July 2011 Used Market Editorial
Early 2011 showed promising signs for the UK motor industry. It was generally thought that due to supply restrictions from manufacturers, used car values would climb month on month. Quarter One was a wonderful start in terms of both market performance and a general feel good factor in the market place as a whole. The good feeling helped to boost the used car market further as traders weren’t as concerned about being stuck with unsold stock for two or three months.
However in recent months things have changed for the worse. But what exactly has fuelled the decline?
- The extended bank holidays and the Royal wedding at the end of April caused the whole country to have a change in mind set which took focus off the industry as a whole. April is regarded as the turning point for the previously strong used car market.
- The motor trade is a very sensitive business. As soon as traders can see that there are a lot of unsold cars on the market, they are a lot more selective on what stock to buy. Auction halls saw less and less people attending and more importantly buying.
- We have started to see a lot of ‘bad’ stock appearing at auction. The economic crisis of a few years ago has started to raise its ugly head in the fact that a lot of poorly maintained and unloved cars started appearing for sale and either not selling or selling for far less than a ‘ready to retail’ car.
- Some trade guides may have a lot to answer for. Their bullish tactics when delivering used values sometimes inadvertently show artificially high prices. Leasing companies, dealer groups and the trade in general use these guide prices as a benchmark when selling through various sale channels and if the guide prices are too high, then the cars won’t be sold. So therefore this only increases the number of cars at auction and boosts uncertainty in the used market.
In recent months we have seen various auction groups offering guide prices printed on their sale catalogues. With auction companies now trying to grab a wider audience including primarily private individuals, this may seem like a great idea to increase transparency in the auction halls and will undoubtedly set a private buyers mind at rest, but is it a good idea? There is an argument that no matter what the figures say on the auction catalogue, a private buyer will almost always have done their homework on the internet and buy at a figure that they are sure to be making a saving on retail at. The printed figures are sure to have one particular negative effect, and that is directly on the trade guides who will lose revenue due to the readily available figures.
Elsewhere in the industry throughout June we have seen the usual trends continuing in the marketplace. Only the best, late low mileage stock is selling at a reasonable price. Early in the year retailers in particular were still buying cars that needed preparation such as tyres, paintwork etc. in order to reach retail standards. Now the same car is just not desirable. Preparation needs to be limited to perhaps just a couple of alloy wheel repairs or similar for a car seen at auction to make good money. Perhaps the biggest change to be seen over the last 4 to 6 weeks is to the regular over achievers such as Audi’s Q5. Up until very recently these were being sold for often over list price even at 12 months old. The dealer groups were actively seeking these cars both in regular and closed auctions knowing full well that a new example couldn’t be found and the retail customers were chomping at the bit to get into one without the wait. This trend has slowed somewhat as a new Q5 can be found for virtually immediate delivery.
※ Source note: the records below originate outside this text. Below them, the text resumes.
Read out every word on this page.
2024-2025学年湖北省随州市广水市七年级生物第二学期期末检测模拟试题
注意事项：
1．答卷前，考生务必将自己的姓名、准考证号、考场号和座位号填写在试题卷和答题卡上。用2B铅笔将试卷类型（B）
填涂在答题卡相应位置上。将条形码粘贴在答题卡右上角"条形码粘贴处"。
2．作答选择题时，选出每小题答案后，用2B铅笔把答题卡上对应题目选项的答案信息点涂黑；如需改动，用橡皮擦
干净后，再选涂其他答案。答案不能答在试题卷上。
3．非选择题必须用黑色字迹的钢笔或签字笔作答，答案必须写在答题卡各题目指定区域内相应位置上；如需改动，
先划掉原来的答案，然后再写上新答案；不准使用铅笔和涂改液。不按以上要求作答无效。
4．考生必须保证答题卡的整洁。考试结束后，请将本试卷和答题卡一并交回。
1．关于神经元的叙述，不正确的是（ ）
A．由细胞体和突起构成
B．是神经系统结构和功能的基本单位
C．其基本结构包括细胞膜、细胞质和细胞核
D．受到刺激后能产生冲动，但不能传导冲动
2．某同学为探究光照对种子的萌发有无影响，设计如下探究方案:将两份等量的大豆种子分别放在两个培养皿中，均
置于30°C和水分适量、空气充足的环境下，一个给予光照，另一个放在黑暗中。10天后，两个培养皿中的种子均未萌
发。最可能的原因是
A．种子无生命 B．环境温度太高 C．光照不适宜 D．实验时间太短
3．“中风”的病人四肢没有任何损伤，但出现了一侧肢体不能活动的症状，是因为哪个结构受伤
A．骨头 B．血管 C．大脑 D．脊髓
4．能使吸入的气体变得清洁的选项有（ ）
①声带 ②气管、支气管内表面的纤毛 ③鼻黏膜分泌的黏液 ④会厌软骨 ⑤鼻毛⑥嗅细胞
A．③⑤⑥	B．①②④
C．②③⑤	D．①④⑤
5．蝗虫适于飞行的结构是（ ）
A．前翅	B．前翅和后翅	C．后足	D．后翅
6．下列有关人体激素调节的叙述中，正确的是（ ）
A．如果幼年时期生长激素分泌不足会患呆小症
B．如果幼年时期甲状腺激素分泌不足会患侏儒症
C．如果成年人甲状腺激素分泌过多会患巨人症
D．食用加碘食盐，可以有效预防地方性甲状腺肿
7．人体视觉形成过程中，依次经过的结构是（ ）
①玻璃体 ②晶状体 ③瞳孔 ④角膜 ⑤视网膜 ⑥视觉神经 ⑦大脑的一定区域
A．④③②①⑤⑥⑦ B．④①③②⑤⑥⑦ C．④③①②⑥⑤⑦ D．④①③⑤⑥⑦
With this in mind and the continuingly slow used market, we have reduced our used car values by an average of 4% for July. There are some exotic models that don’t fall into this category such as the Ferrari 458 Italia which continue to perform particularly well in today’s market.
July and August are historically slow months in the motor industry as many people dig deep and head off on their well-earned summer holidays. Some new car buyers will also wait for their new vehicle to be registered when the new plate comes on the 1st of September which consequently has a knock on effect on clean part exchanges coming into the market. Over the next few months we may see a continuing reduction in Residual Values…..more to follow….
The used van market is starting its annual slowdown with most traders only buying directly for an end user or taking a chance as long as it’s cheap. There is a good supply of stock throughout the market at the moment. Traders who are smart and can afford to perhaps sit on stock for some time should buy now in preparation for the next few months when historically good clean vans are in short supply.
Out of the many smaller used vans available at the moment it seems that clean examples with less than 70,000 miles are becoming increasing difficult to find. The facelift Citroen Berlingo stands out from the crowd and its values are remaining strong as a result. VW Caddy is also proving to be a good performer but primarily only in white.
Ford Transits are still plentiful in the larger van market with some of the pre facelift 2006 variants demanding more money than the early facelift models. This is partly because of some reliability issues being talked about on the facelift models. In recent months there have been a number of LDV Maxus around from a large rental company, these are now starting to dry up.
We are still seeing the usual culprits performing well. Mercedes Sprinters with low mileage are a good find, as are VW Grafters following a wave of stock that was out there now drying up. There are some high mileage examples out there that have been well maintained and are very clean.
Values are dropping but not to the same extent as the car market. As a result we have dropped LCV prices by 1% for July. One exception is the VW Crafter which due to its particularly strong performance has been raised by 2.5%.